“Are you happy with your life?”
Those are the last words Jason Dessen hears before the masked abductor knocks him unconscious.
Before he awakens to find himself strapped to a gurney, surrounded by strangers in hazmat suits.
Before a man Jason’s never met smiles down at him and says, “Welcome back, my friend.”
In this world he’s woken up to, Jason’s life is not the one he knows. His wife is not his wife. His son was never born. And Jason is not an ordinary college physics professor, but a celebrated genius who has achieved something remarkable. Something impossible.
Is it this world or the other that’s the dream? And even if the home he remembers is real, how can Jason possibly make it back to the family he loves? The answers lie in a journey more wondrous and horrifying than anything he could’ve imagined—one that will force him to confront the darkest parts of himself even as he battles a terrifying, seemingly unbeatable foe.
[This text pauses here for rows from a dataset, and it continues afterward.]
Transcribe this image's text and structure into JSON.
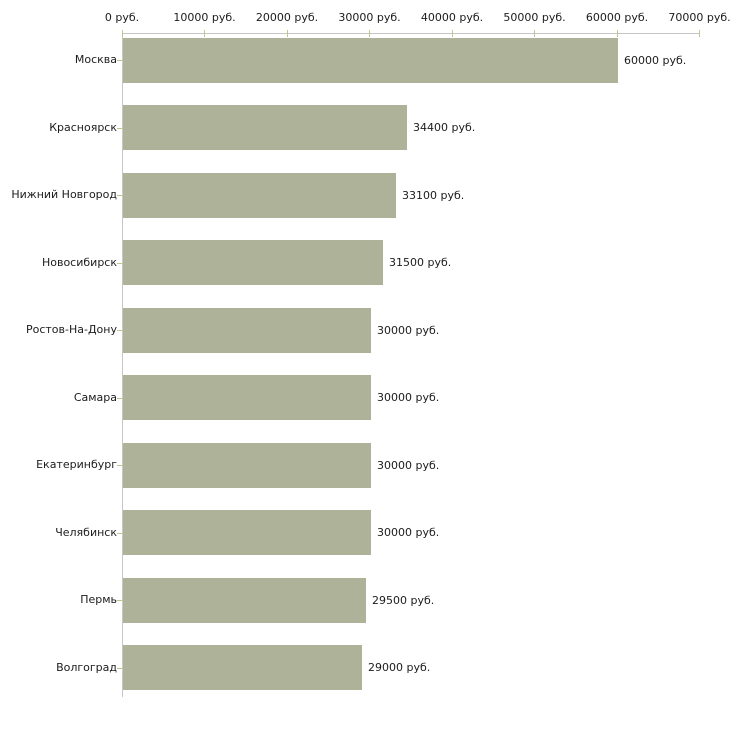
{
  "chart_data": {
    "type": "bar",
    "orientation": "horizontal",
    "title": "",
    "xlabel": "",
    "ylabel": "",
    "categories": [
      "Москва",
      "Красноярск",
      "Нижний Новгород",
      "Новосибирск",
      "Ростов-На-Дону",
      "Самара",
      "Екатеринбург",
      "Челябинск",
      "Пермь",
      "Волгоград"
    ],
    "values": [
      60000,
      34400,
      33100,
      31500,
      30000,
      30000,
      30000,
      30000,
      29500,
      29000
    ],
    "value_labels": [
      "60000 руб.",
      "34400 руб.",
      "33100 руб.",
      "31500 руб.",
      "30000 руб.",
      "30000 руб.",
      "30000 руб.",
      "30000 руб.",
      "29500 руб.",
      "29000 руб."
    ],
    "xlim": [
      0,
      70000
    ],
    "x_ticks": [
      0,
      10000,
      20000,
      30000,
      40000,
      50000,
      60000,
      70000
    ],
    "x_tick_labels": [
      "0 руб.",
      "10000 руб.",
      "20000 руб.",
      "30000 руб.",
      "40000 руб.",
      "50000 руб.",
      "60000 руб.",
      "70000 руб."
    ],
    "legend": null,
    "grid": false,
    "axis_position": "top",
    "bar_color": "#adb299",
    "axis_line_color": "#c6c6c6",
    "tick_color": "#c2c48e",
    "text_color": "#1c1c1c",
    "background_color": "#ffffff"
  }
}
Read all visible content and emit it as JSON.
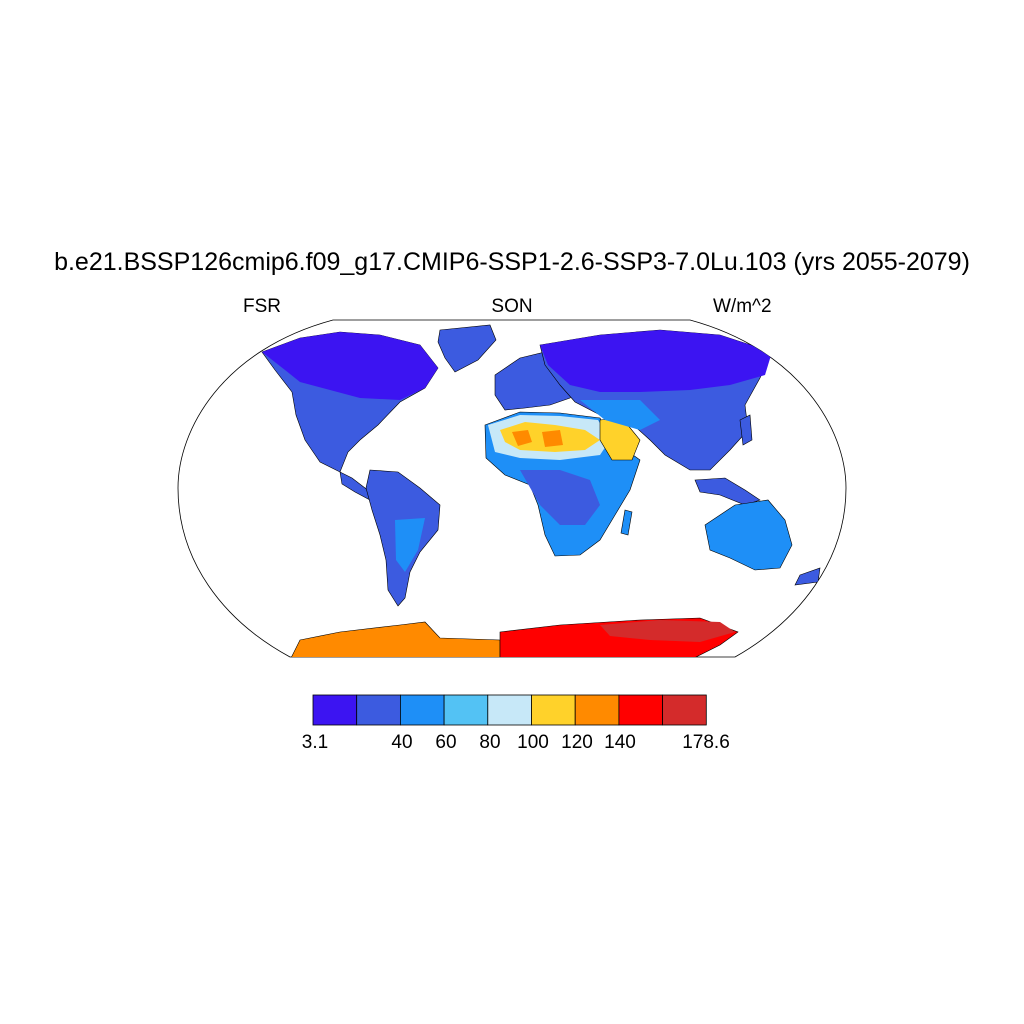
{
  "title": "b.e21.BSSP126cmip6.f09_g17.CMIP6-SSP1-2.6-SSP3-7.0Lu.103 (yrs 2055-2079)",
  "left_label": "FSR",
  "center_label": "SON",
  "right_label": "W/m^2",
  "colorbar": {
    "colors": [
      "#3c14f2",
      "#3c5be0",
      "#1e8ff7",
      "#53c2f4",
      "#c7e8f8",
      "#ffd22a",
      "#ff8a00",
      "#ff0000",
      "#d42b2b"
    ],
    "tick_labels": [
      "3.1",
      "40",
      "60",
      "80",
      "100",
      "120",
      "140",
      "178.6"
    ]
  }
}
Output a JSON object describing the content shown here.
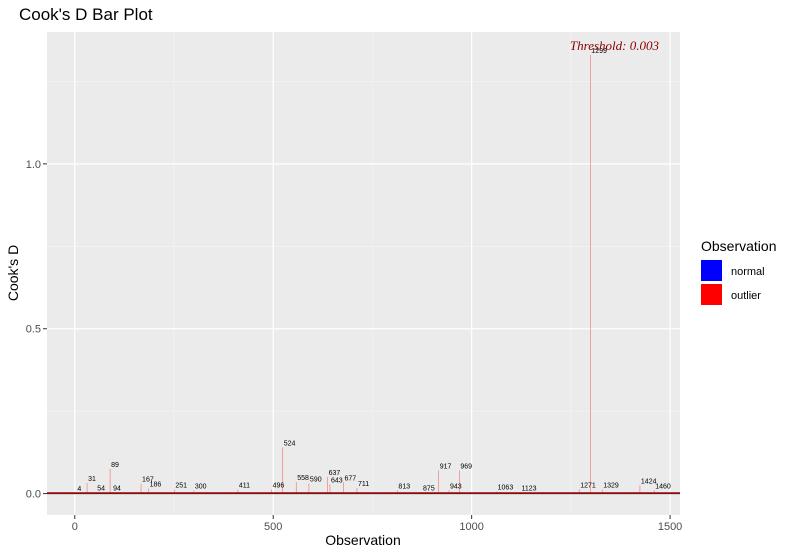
{
  "chart_data": {
    "type": "bar",
    "title": "Cook's D Bar Plot",
    "xlabel": "Observation",
    "ylabel": "Cook's D",
    "xlim": [
      -70,
      1525
    ],
    "ylim": [
      -0.065,
      1.4
    ],
    "x_ticks": [
      0,
      500,
      1000,
      1500
    ],
    "y_ticks": [
      0.0,
      0.5,
      1.0
    ],
    "y_tick_labels": [
      "0.0",
      "0.5",
      "1.0"
    ],
    "threshold": 0.003,
    "threshold_label": "Threshold: 0.003",
    "grid": true,
    "legend": {
      "title": "Observation",
      "position": "right",
      "entries": [
        {
          "label": "normal",
          "color": "#0000ff"
        },
        {
          "label": "outlier",
          "color": "#ff0000"
        }
      ]
    },
    "outliers": [
      {
        "obs": 4,
        "d": 0.002,
        "label": "4"
      },
      {
        "obs": 31,
        "d": 0.032,
        "label": "31"
      },
      {
        "obs": 54,
        "d": 0.004,
        "label": "54"
      },
      {
        "obs": 89,
        "d": 0.075,
        "label": "89"
      },
      {
        "obs": 94,
        "d": 0.004,
        "label": "94"
      },
      {
        "obs": 167,
        "d": 0.03,
        "label": "167"
      },
      {
        "obs": 186,
        "d": 0.015,
        "label": "186"
      },
      {
        "obs": 251,
        "d": 0.012,
        "label": "251"
      },
      {
        "obs": 300,
        "d": 0.009,
        "label": "300"
      },
      {
        "obs": 411,
        "d": 0.012,
        "label": "411"
      },
      {
        "obs": 496,
        "d": 0.012,
        "label": "496"
      },
      {
        "obs": 524,
        "d": 0.14,
        "label": "524"
      },
      {
        "obs": 558,
        "d": 0.035,
        "label": "558"
      },
      {
        "obs": 590,
        "d": 0.03,
        "label": "590"
      },
      {
        "obs": 637,
        "d": 0.05,
        "label": "637"
      },
      {
        "obs": 643,
        "d": 0.028,
        "label": "643"
      },
      {
        "obs": 677,
        "d": 0.034,
        "label": "677"
      },
      {
        "obs": 711,
        "d": 0.017,
        "label": "711"
      },
      {
        "obs": 813,
        "d": 0.01,
        "label": "813"
      },
      {
        "obs": 875,
        "d": 0.004,
        "label": "875"
      },
      {
        "obs": 917,
        "d": 0.07,
        "label": "917"
      },
      {
        "obs": 943,
        "d": 0.01,
        "label": "943"
      },
      {
        "obs": 969,
        "d": 0.07,
        "label": "969"
      },
      {
        "obs": 1063,
        "d": 0.006,
        "label": "1063"
      },
      {
        "obs": 1123,
        "d": 0.004,
        "label": "1123"
      },
      {
        "obs": 1271,
        "d": 0.013,
        "label": "1271"
      },
      {
        "obs": 1299,
        "d": 1.33,
        "label": "1299"
      },
      {
        "obs": 1329,
        "d": 0.012,
        "label": "1329"
      },
      {
        "obs": 1424,
        "d": 0.025,
        "label": "1424"
      },
      {
        "obs": 1460,
        "d": 0.01,
        "label": "1460"
      }
    ]
  }
}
Dark Matter is a brilliantly plotted tale that is at once sweeping and intimate, mind-bendingly strange and profoundly human—a relentlessly surprising science-fiction thriller about choices, paths not taken, and how far we’ll go to claim the lives we dream of.
My Review 3 1/2
This was my first Blake Crouch book which I chose after a few reviews intrigued me. I thought the beginning was great, fast paced and draws you right in. You meet Jason, his wife Daniela and son. They are living a comfortable happy life. Choices are made once you have children, not necessarily better or worst but different from the original plan. Jason leaves home to go congratulate a friend which should only take an hour but in reality it takes a little over a month.
And while the thought of last night carries the emotional weight of a real memory, it has the fantasy lining of a dream, or a nightmare. Kindle 21%
The sci-fi wasn't a turn off for me but the similarities once Jason woke and tried to find his real home became tedious to read, recurring over and over with little changes. I am not a fan of time travel novels so maybe this was similar to that for me - Groundhog feel. I do think the reality of a different life and the scientific plan is incredible but it just felt repetitive. This lost the intensity for me and by mid way I just wanted to find out what happens.
I enjoyed the idea of original Jason choosing his career versus family man Jason and debating who has the better life. Life is all about decisions and consequences and both were great choices. What threw me for a loop and felt a little weird were the numerous Jason's. I won't go into this further.
If you strip away all the trappings of personality and lifestyle, what are the core components that make me, me? Kindle 64%
I thought I appreciated every moment, but sitting here in the cold, I know I took it all for granted. And how could I not? Until everything topples, we have no idea what we actually have, how precariously and perfectly it all hangs together. Kindle 67%
I did enjoy some of the questions that arose, it had you take the time to sit back and reflect.
There was nothing drastic about the ending, it just was. I understand choosing that way but I would have liked to hear more from Jason that stole 'his' life back. It almost had a happily ever after feel which doesn't mix with the story line unless they are allowing the reader to makeup the 'what is next'.
"Every moment, every breath, contains a choice. But life is imperfect. We make the wrong choices. So we end up living in a state of perpetual egret, and is there anything worse? Kindle 95%
I enjoyed Blake Crouch writing style and at times he slides in what I consider to be a novel in verse, creative.